Finding primes using a primes map with Haskell and Hugs98

Elke Kasimir elke.kasimir@catmint.de
Sun, 17 Dec 2000 19:56:46 +0100 (CET)


This message is in MIME format
--_=XFMail.1.3.p0.Linux:001217195636:327=_
Content-Type: text/plain; charset=iso-8859-1

Your algorithm seems to be based on the following idea: 
calculate the non-primes and derive the primes from 
them by calculating the set difference of the natural numbers 
and the non-primes.

A naive implementation of this idea can be found as 

primes' 

in the attachached file. The function uses no multiplication 
or division and though performs 6 times worse than the sieve
in calculating the first 30000 primes.

The complexity for finding the next i'th prime with this naive
implementation is about O(i). In comparison to this, the sieve 
provides a good optimization because only those natural numbers 
are tested against the i'th prime which have run through all other
sieves.

Nevertheless, your algorithm is promising when the non-primes are 
merged efficiently enough into a single sorted list which can be easily
subtracted from the natural numbers.

I think the deployment of an array is basically a way to efficiently merge the 
multiples of the primaries into a sorted list (where even duplicates 
are removed), thus hoping to reduce the number of  the operations better 
than the optimization that is provided by the sieve.

However, to use arrays this way, you probably need destructive array updates, 
because the array must be incrementally updated when new primes are
found.

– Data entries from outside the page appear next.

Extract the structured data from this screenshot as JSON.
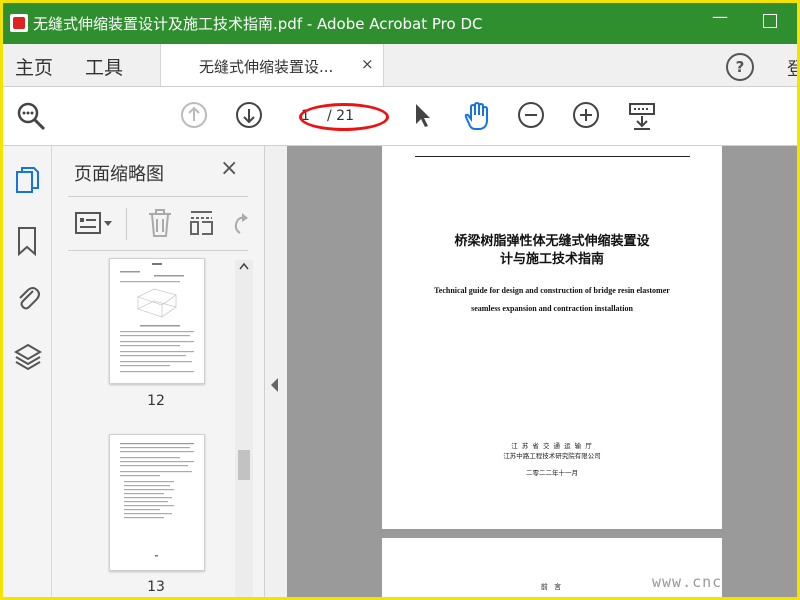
{
  "window": {
    "title": "无缝式伸缩装置设计及施工技术指南.pdf - Adobe Acrobat Pro DC",
    "minimize": "—"
  },
  "tabs": {
    "home": "主页",
    "tools": "工具",
    "document": "无缝式伸缩装置设...",
    "close": "×",
    "help": "?",
    "signin_partial": "登"
  },
  "toolbar": {
    "page_current": "1",
    "page_total": "/ 21"
  },
  "thumbnails_panel": {
    "title": "页面缩略图",
    "close": "×",
    "pages": [
      {
        "label": "12"
      },
      {
        "label": "13"
      }
    ]
  },
  "document": {
    "cn_title_line1": "桥梁树脂弹性体无缝式伸缩装置设",
    "cn_title_line2": "计与施工技术指南",
    "en_title_line1": "Technical guide for design and construction of bridge resin elastomer",
    "en_title_line2": "seamless expansion and contraction installation",
    "org_line1": "江 苏 省 交 通 运 输 厅",
    "org_line2": "江苏中路工程技术研究院有限公司",
    "date_line": "二零二二年十一月",
    "page2_heading": "前 言"
  },
  "watermark": "www.cnc",
  "colors": {
    "titlebar": "#2f8f2f",
    "frame_border": "#f2e400",
    "accent_blue": "#1473e6",
    "highlight_red": "#e11111"
  }
}
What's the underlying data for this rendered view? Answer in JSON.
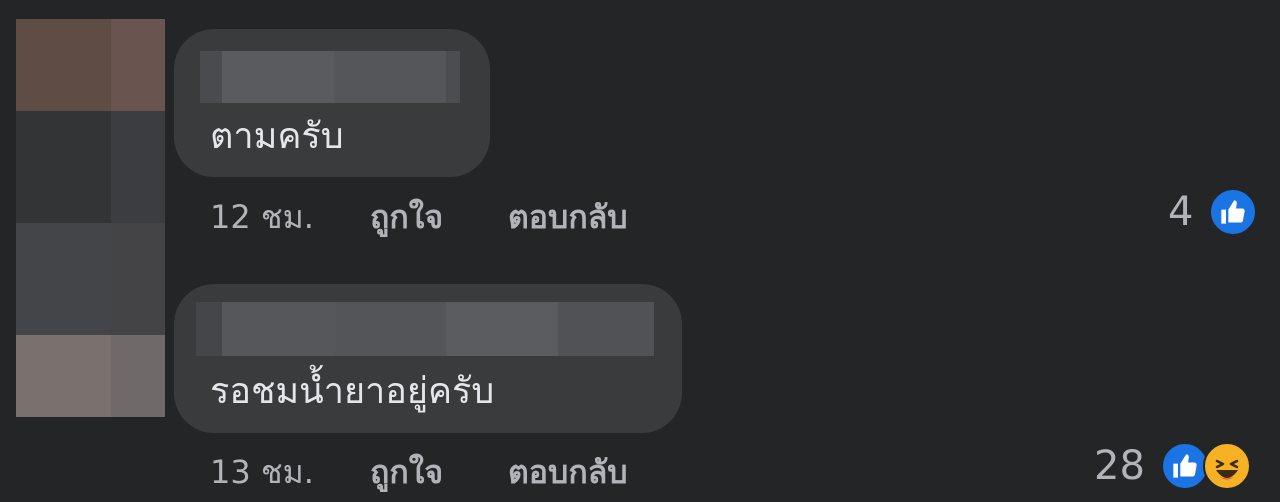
{
  "colors": {
    "background": "#242526",
    "bubble": "#3a3b3c",
    "text_primary": "#e4e6eb",
    "text_secondary": "#b0b3b8",
    "like_blue": "#1b74e4",
    "haha_yellow": "#f7b125"
  },
  "comments": [
    {
      "author_redacted": true,
      "text": "ตามครับ",
      "time": "12 ชม.",
      "like_label": "ถูกใจ",
      "reply_label": "ตอบกลับ",
      "reaction_count": "4",
      "reactions": [
        "like-icon"
      ]
    },
    {
      "author_redacted": true,
      "text": "รอชมน้ำยาอยู่ครับ",
      "time": "13 ชม.",
      "like_label": "ถูกใจ",
      "reply_label": "ตอบกลับ",
      "reaction_count": "28",
      "reactions": [
        "like-icon",
        "haha-icon"
      ]
    }
  ]
}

I think that standard haskell arrays don't do the job very well. 

An implementation of the "merging" idea in Haskell is

primes''

in the attached file. It is 15% faster then the  sieve in calculating the 30000 
first primes.

The algorithm is realized as two mutually recursive functions 
noprimes and primes'', the latter  calculating the set difference between 
the non-primes  and the natural numbers, the former merging
the all multiples of all primes into a sorted list. It should be possible 
to substantially optimize the merging operation.

primes'''

is an efficient variant of primes'. Instead of a list it uses a binary tree 
for the management of the lists of multiples of the already found
primes, and thus requires some additional programming effort.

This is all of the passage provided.